Forks, or chain splits, are some of the most dramatic events in cryptocurrency. In this episode we untangle how we think about them. Are they like stock splits? Dividends? Or is it more like owning a cow that gives birth to a surprise and potentially unwanted baby? From great schisms to evolutionary theory, we’re covering everything you need to know about what to expect when your protocol is expecting.
What’s in a fork?
When you fork a software project, you create a new branch of it. You take a copy of the source code and start independent development on it. Often this results in not just a new development branch, but also a new development community. A schism, if you will.
One of the beautiful things about open source software is that it can be forked without permission. This happens all the time. It’s not just a cryptocurrency thing.
BUT in the world of cryptocurrency, forks tend to be particularly dramatic. Why? Two reasons: first, with cryptocurrency money is quite literally at stake. And second, as with religion, there’s a lot ideologically at stake.
They raise questions of vision. What is the true purpose of this software? Is it digital gold or digital cash? Is it more important to maintain integrity and reliability or is it better to be innovative?
They also raise questions of governance. Who gets to decide whether a fork is the right move? Well, it turns out every individual holder, trader, and node can decide that for themselves. But this isn’t free of complication: which fork gets to keep the original branding? Which developers will follow which fork?
Forks tend to raise 3 major issues that we outline:
- Illiquidity: Hard forks tend to fragment markets. All those tokens, coins, and cryptocurrencies created by way of forks are fighting for speculators, users, and above all liquidity.
- Inefficiency: Whether they just serve to highlight it or whether they help exacerbate it, cryptocurrency market inefficiency is rarely as visible as it is when it comes to newly created assets by way of hard forks. Just take the bitcoin cash hard fork for example, in which $6 billion in market cap materialized from one moment to the next out of a wholly predicted event.

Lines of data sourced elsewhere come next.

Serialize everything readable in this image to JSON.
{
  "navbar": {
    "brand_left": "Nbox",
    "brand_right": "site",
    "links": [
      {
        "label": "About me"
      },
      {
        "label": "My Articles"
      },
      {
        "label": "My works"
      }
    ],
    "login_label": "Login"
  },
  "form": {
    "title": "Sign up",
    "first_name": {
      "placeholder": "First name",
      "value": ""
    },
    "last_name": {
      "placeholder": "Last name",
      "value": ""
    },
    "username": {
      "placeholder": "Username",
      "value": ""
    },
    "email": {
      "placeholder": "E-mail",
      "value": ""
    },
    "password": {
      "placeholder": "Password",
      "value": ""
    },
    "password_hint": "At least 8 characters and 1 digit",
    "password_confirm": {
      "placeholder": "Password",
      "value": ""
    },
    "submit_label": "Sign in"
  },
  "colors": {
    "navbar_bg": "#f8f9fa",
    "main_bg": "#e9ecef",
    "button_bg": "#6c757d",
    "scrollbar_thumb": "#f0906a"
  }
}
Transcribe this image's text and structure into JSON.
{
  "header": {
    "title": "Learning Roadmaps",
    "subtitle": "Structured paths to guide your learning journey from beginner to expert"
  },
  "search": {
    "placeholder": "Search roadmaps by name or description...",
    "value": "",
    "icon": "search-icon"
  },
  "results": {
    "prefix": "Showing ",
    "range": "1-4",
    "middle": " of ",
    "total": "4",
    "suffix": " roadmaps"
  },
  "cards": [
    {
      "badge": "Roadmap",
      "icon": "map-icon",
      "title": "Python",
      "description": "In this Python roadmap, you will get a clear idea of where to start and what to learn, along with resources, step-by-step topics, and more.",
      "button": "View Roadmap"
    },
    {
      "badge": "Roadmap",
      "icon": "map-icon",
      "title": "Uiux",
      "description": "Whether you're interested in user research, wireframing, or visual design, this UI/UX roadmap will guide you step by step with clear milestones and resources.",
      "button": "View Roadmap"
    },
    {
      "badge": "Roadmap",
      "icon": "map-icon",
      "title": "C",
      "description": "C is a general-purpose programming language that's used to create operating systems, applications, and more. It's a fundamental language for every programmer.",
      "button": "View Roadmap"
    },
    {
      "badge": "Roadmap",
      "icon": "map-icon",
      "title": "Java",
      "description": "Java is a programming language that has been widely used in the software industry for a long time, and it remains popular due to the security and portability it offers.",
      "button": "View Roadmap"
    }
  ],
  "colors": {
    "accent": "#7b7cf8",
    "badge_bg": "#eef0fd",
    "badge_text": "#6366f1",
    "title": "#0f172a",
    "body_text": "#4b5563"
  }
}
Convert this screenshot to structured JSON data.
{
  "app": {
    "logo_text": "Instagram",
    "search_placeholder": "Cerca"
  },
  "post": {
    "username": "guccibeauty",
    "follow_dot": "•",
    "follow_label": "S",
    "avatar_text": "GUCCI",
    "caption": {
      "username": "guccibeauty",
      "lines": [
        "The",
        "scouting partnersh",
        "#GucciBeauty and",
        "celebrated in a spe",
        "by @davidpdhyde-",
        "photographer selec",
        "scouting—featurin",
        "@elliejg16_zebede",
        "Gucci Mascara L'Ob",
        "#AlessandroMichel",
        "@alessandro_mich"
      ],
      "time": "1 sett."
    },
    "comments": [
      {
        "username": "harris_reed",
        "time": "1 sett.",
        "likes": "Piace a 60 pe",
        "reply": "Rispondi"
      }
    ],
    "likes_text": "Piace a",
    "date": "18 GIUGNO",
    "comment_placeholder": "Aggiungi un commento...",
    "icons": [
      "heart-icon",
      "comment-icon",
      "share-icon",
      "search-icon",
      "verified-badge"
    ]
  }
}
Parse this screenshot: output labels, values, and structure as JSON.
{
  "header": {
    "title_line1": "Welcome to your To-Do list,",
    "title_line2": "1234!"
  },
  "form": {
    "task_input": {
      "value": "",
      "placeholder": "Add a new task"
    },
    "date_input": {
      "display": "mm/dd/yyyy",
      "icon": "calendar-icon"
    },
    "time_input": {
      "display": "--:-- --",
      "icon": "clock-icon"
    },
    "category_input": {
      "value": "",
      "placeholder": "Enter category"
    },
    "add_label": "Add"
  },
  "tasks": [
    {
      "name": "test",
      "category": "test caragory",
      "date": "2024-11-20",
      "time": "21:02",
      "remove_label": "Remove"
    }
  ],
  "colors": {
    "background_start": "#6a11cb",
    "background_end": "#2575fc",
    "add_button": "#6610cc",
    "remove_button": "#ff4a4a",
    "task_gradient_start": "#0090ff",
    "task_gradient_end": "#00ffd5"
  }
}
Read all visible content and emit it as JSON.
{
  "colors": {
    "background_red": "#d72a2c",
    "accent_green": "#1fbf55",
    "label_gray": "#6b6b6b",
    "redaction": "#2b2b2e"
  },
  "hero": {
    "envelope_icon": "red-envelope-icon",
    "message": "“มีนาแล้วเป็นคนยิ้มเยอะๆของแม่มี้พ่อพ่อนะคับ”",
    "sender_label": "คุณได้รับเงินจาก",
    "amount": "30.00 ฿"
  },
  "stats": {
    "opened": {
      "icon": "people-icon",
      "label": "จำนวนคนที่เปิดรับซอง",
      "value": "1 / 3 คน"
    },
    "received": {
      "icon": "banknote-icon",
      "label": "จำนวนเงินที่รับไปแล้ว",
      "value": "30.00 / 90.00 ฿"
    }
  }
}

- Confusion: I’ll never forget my mom turning to me and asking me “What is this bitcoin cash thing that’s appeared in my wallet?” For those who don’t spend their days following the nuances of crypto markets, forks create confusion, particularly when there are scuffles over names, logos, and URLs.
Ultimately, forks serve to demonstrate the importance of governance in cryptocurrency protocols. As Arthur Breitman, creator of the Tezos protocol, has put it: “forks are like revolutions.” They are disruptive, they can cause chaos, but they might just have their place for creating change.